Le risposi con cordiale urbanità che avrei trovato da solo la porta per uscire, mentre mentalmente sillabavo: “può darsi tesoro, può darsi, ma non oggi”.

La porta di casa, o meglio il portone, era alto quanto il Duomo, e sotto ci sarebbe potuto passare agevolmente un branco di elefanti, alle mie spalle lasciai un cavaliere crociato che sulla vetrata del salone era tutto intento a salvare una bella donzella dagli artigli di un drago che sputava fiamme come un carro di carnevale. Ho sempre pensato che non ci mettesse troppa convinzione in quel lavoro di salvataggio ma, d’altra parte, solo l’uomo forte può permettersi di essere buono e gentile, mentre il debole è colui che non è sicuro di sé, non fa che vantarsi e lasciarsi andare alle spacconate. È una legge di natura che dentro a quella casa sembrava particolarmente ben applicata.

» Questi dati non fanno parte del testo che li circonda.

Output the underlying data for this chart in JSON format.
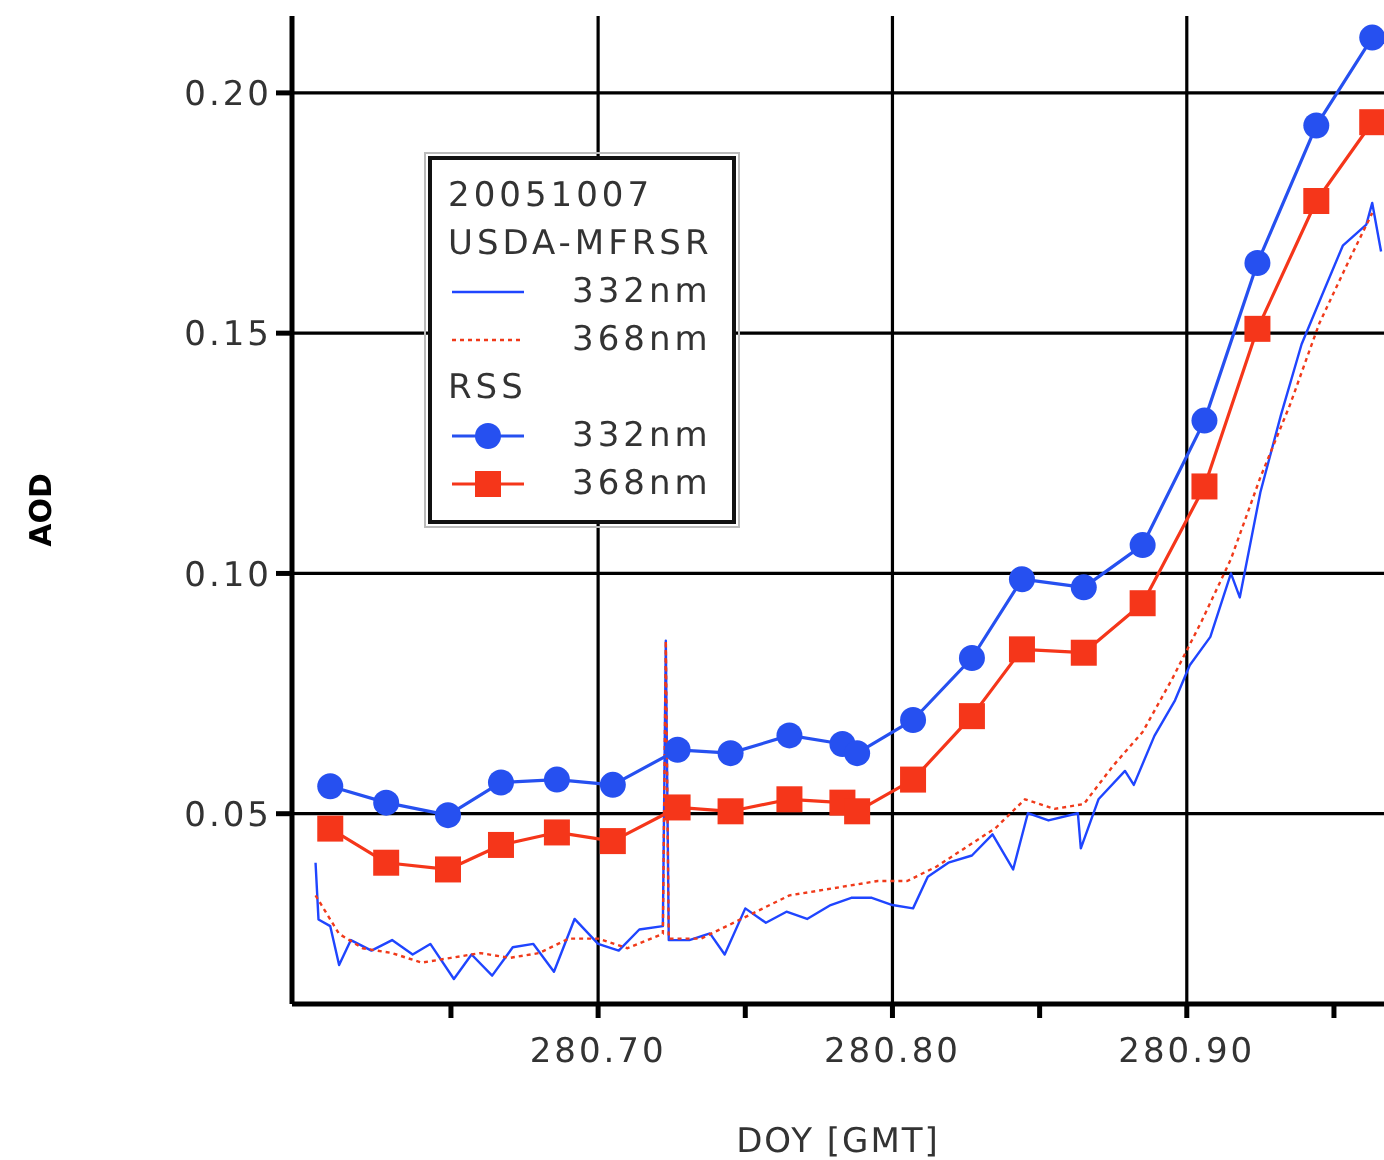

Il caso era di quelli che non si dimenticano, l’ho già detto. La figliola maggiore, che Dio la benedica, scoprii subito che vinceva cifre strepitose al casinò di Monferrato, per poi farsele rapinare nel parcheggio sotterraneo senza battere ciglio e senza proferir parola, come se fosse una routine ormai consolidata. Che ci fosse sotto qualcosa sarebbe parso lampante anche a un cieco cerebroleso colpito da Alzheimer fulminante. Tanto, quelli che si lasciava portar via erano i soldi di Papà, ma tanta acquiescenza ben si prestava al ricatto di cui il generale mi aveva accennato. Ma ricatto per cosa? Al giorno d’oggi foto sconvenienti e uso di sostanze stupefacenti non conquistano nemmeno le pagine interne di un rotocalco settimanale femminile. Niente che basti a giustificare un ricatto. Cosa potevano aver combinato mai quelle due fanciulle per giustificare una simile estorsione su scala continua? Forse cominciavo a capire perché quel cavaliere crociato, immobile sulla vetrata da un paio di secoli, non metteva così tanto impegno nel suo salvataggio, forse, dopotutto, quello da compatire non era tanto il cavaliere, quanto il drago.

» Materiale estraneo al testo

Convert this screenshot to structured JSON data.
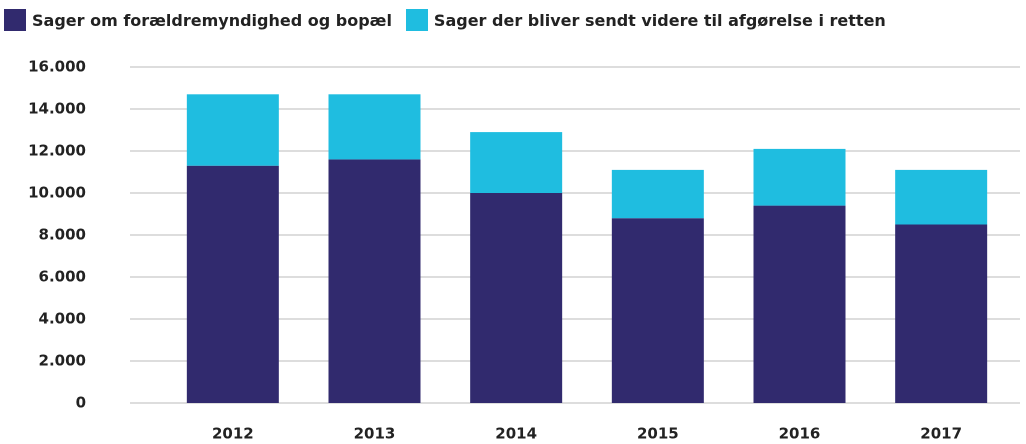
{
  "chart_data": {
    "type": "stacked_bar",
    "categories": [
      "2012",
      "2013",
      "2014",
      "2015",
      "2016",
      "2017"
    ],
    "series": [
      {
        "name": "Sager om forældremyndighed og bopæl",
        "color": "#312a6e",
        "values": [
          11300,
          11600,
          10000,
          8800,
          9400,
          8500
        ]
      },
      {
        "name": "Sager der bliver sendt videre til afgørelse i retten",
        "color": "#1fbde0",
        "values": [
          3400,
          3100,
          2900,
          2300,
          2700,
          2600
        ]
      }
    ],
    "ylim": [
      0,
      16000
    ],
    "yticks": [
      0,
      {
        "value": 2000,
        "label": "2.000"
      },
      {
        "value": 4000,
        "label": "4.000"
      },
      {
        "value": 6000,
        "label": "6.000"
      },
      {
        "value": 8000,
        "label": "8.000"
      },
      {
        "value": 10000,
        "label": "10.000"
      },
      {
        "value": 12000,
        "label": "12.000"
      },
      {
        "value": 14000,
        "label": "14.000"
      },
      {
        "value": 16000,
        "label": "16.000"
      }
    ],
    "grid": true
  }
}
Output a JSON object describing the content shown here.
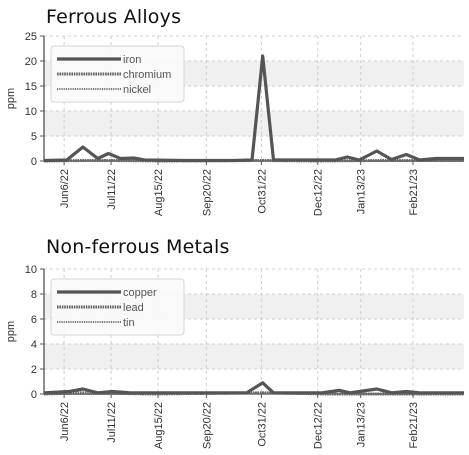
{
  "chart_data": [
    {
      "type": "line",
      "title": "Ferrous Alloys",
      "xlabel": "",
      "ylabel": "ppm",
      "ylim": [
        0,
        25
      ],
      "yticks": [
        0,
        5,
        10,
        15,
        20,
        25
      ],
      "xticks": [
        "Jun6/22",
        "Jul11/22",
        "Aug15/22",
        "Sep20/22",
        "Oct31/22",
        "Dec12/22",
        "Jan13/23",
        "Feb21/23"
      ],
      "xlim": [
        "2022-05-22",
        "2023-03-31"
      ],
      "grid": true,
      "legend_position": "top-left",
      "series": [
        {
          "name": "iron",
          "color": "#555555",
          "points": [
            [
              "2022-05-22",
              0.1
            ],
            [
              "2022-06-08",
              0.2
            ],
            [
              "2022-06-20",
              2.8
            ],
            [
              "2022-07-01",
              0.5
            ],
            [
              "2022-07-09",
              1.5
            ],
            [
              "2022-07-18",
              0.5
            ],
            [
              "2022-07-28",
              0.6
            ],
            [
              "2022-08-05",
              0.2
            ],
            [
              "2022-09-05",
              0.1
            ],
            [
              "2022-10-10",
              0.1
            ],
            [
              "2022-10-24",
              0.2
            ],
            [
              "2022-11-01",
              21.0
            ],
            [
              "2022-11-09",
              0.2
            ],
            [
              "2022-12-02",
              0.2
            ],
            [
              "2022-12-25",
              0.2
            ],
            [
              "2023-01-03",
              0.8
            ],
            [
              "2023-01-12",
              0.2
            ],
            [
              "2023-01-25",
              2.0
            ],
            [
              "2023-02-05",
              0.3
            ],
            [
              "2023-02-16",
              1.3
            ],
            [
              "2023-02-26",
              0.2
            ],
            [
              "2023-03-10",
              0.5
            ],
            [
              "2023-03-31",
              0.5
            ]
          ]
        },
        {
          "name": "chromium",
          "color": "#666666",
          "points": [
            [
              "2022-05-22",
              0.0
            ],
            [
              "2022-06-20",
              0.1
            ],
            [
              "2022-07-10",
              0.1
            ],
            [
              "2022-08-20",
              0.0
            ],
            [
              "2022-11-01",
              0.1
            ],
            [
              "2022-12-10",
              0.0
            ],
            [
              "2023-01-25",
              0.1
            ],
            [
              "2023-03-31",
              0.1
            ]
          ]
        },
        {
          "name": "nickel",
          "color": "#777777",
          "points": [
            [
              "2022-05-22",
              0.0
            ],
            [
              "2022-07-10",
              0.1
            ],
            [
              "2022-09-15",
              0.0
            ],
            [
              "2022-11-01",
              0.1
            ],
            [
              "2023-01-10",
              0.0
            ],
            [
              "2023-03-31",
              0.0
            ]
          ]
        }
      ]
    },
    {
      "type": "line",
      "title": "Non-ferrous Metals",
      "xlabel": "",
      "ylabel": "ppm",
      "ylim": [
        0,
        10
      ],
      "yticks": [
        0,
        2,
        4,
        6,
        8,
        10
      ],
      "xticks": [
        "Jun6/22",
        "Jul11/22",
        "Aug15/22",
        "Sep20/22",
        "Oct31/22",
        "Dec12/22",
        "Jan13/23",
        "Feb21/23"
      ],
      "xlim": [
        "2022-05-22",
        "2023-03-31"
      ],
      "grid": true,
      "legend_position": "top-left",
      "series": [
        {
          "name": "copper",
          "color": "#555555",
          "points": [
            [
              "2022-05-22",
              0.1
            ],
            [
              "2022-06-10",
              0.2
            ],
            [
              "2022-06-20",
              0.4
            ],
            [
              "2022-07-01",
              0.1
            ],
            [
              "2022-07-12",
              0.2
            ],
            [
              "2022-07-25",
              0.1
            ],
            [
              "2022-09-05",
              0.1
            ],
            [
              "2022-10-20",
              0.1
            ],
            [
              "2022-11-01",
              0.9
            ],
            [
              "2022-11-09",
              0.1
            ],
            [
              "2022-12-15",
              0.1
            ],
            [
              "2022-12-28",
              0.3
            ],
            [
              "2023-01-05",
              0.1
            ],
            [
              "2023-01-25",
              0.4
            ],
            [
              "2023-02-05",
              0.1
            ],
            [
              "2023-02-16",
              0.2
            ],
            [
              "2023-02-26",
              0.1
            ],
            [
              "2023-03-31",
              0.1
            ]
          ]
        },
        {
          "name": "lead",
          "color": "#666666",
          "points": [
            [
              "2022-05-22",
              0.0
            ],
            [
              "2022-06-20",
              0.1
            ],
            [
              "2022-08-10",
              0.0
            ],
            [
              "2022-11-01",
              0.1
            ],
            [
              "2022-12-20",
              0.0
            ],
            [
              "2023-03-31",
              0.0
            ]
          ]
        },
        {
          "name": "tin",
          "color": "#777777",
          "points": [
            [
              "2022-05-22",
              0.0
            ],
            [
              "2022-07-15",
              0.0
            ],
            [
              "2022-11-01",
              0.1
            ],
            [
              "2023-02-01",
              0.0
            ],
            [
              "2023-03-31",
              0.0
            ]
          ]
        }
      ]
    }
  ]
}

La storia poi è finita su tutti i giornali, quindi la conoscete tutti, ne ha parlato anche Quarto Grado in trasmissione, pare che il genero scomparso, quel ragazzone di buona famiglia non troppo altolocata che deliziava il generale con interminabili duelli a scacchi nella sua serra ultrariscaldata, fosse finito cementato sotto la fontana del giardino, ucciso nel tentativo, glorioso quanto inefficace, di strappare le due sorelle a un girone infernale di dipendenza da vizi più o meno occulti. La verità finì di uccidere il povero vecchio sempre più contorto sulla sua sedia a rotelle, anche se in fondo era quello che mi aveva chiesto, a un prezzo forse troppo alto, magari, ma tanto gli dovevo.

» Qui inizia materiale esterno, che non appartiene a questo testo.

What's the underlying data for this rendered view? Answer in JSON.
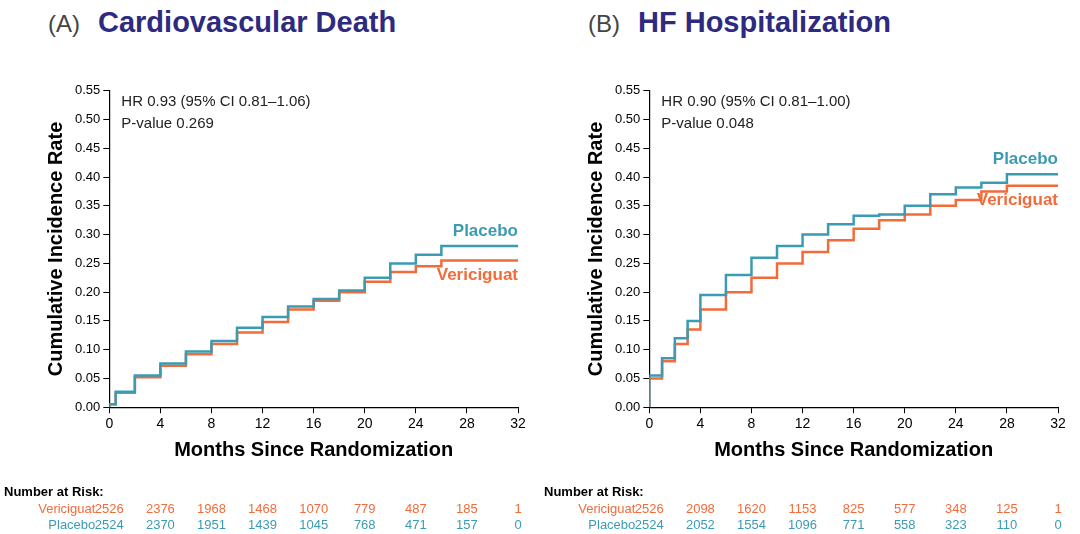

Di una cosa però nessuno si era occupato, chi aveva ucciso l’autista del generale? Una specie di guardia del corpo, alto due metri e una spanna, sottoposto a un addestramento speciale e abituato a lavorare con i reparti dell’Intelligence non si sarebbe fatto sorprendere tanto facilmente, mi veniva da pensare. Eppure lo avevano fatto fuori come un agnello sacrificale. Più ci pensavo e più continuava a tornarmi in mente il fare da domatrice della maggiore tra le due sorelle, quella abituata ad ammaestrare tutti gli uomini che entravano nella sua sfera d’azione come fenomeni da baraccone. Eppure nel nostro primo colloquio avevo tentato di spiegarglielo: assumere un investigatore privato non è la stessa cosa che assumere un uomo della pulizie, mostrargli otto finestre e dirgli: “lavale e tanti saluti”. Ma lei aveva preferito far finta di non capire. In quella medesima occasione le avevo anche detto: “il cliente ha sempre tutti i diritti, a meno che non si riveli un furfante. Ma, anche in questo caso, tutto quel che posso fare è rinunciare al mio incarico e tenere la bocca chiusa”. Aveva sorriso, compiaciuta, credendo che parlassi di lei.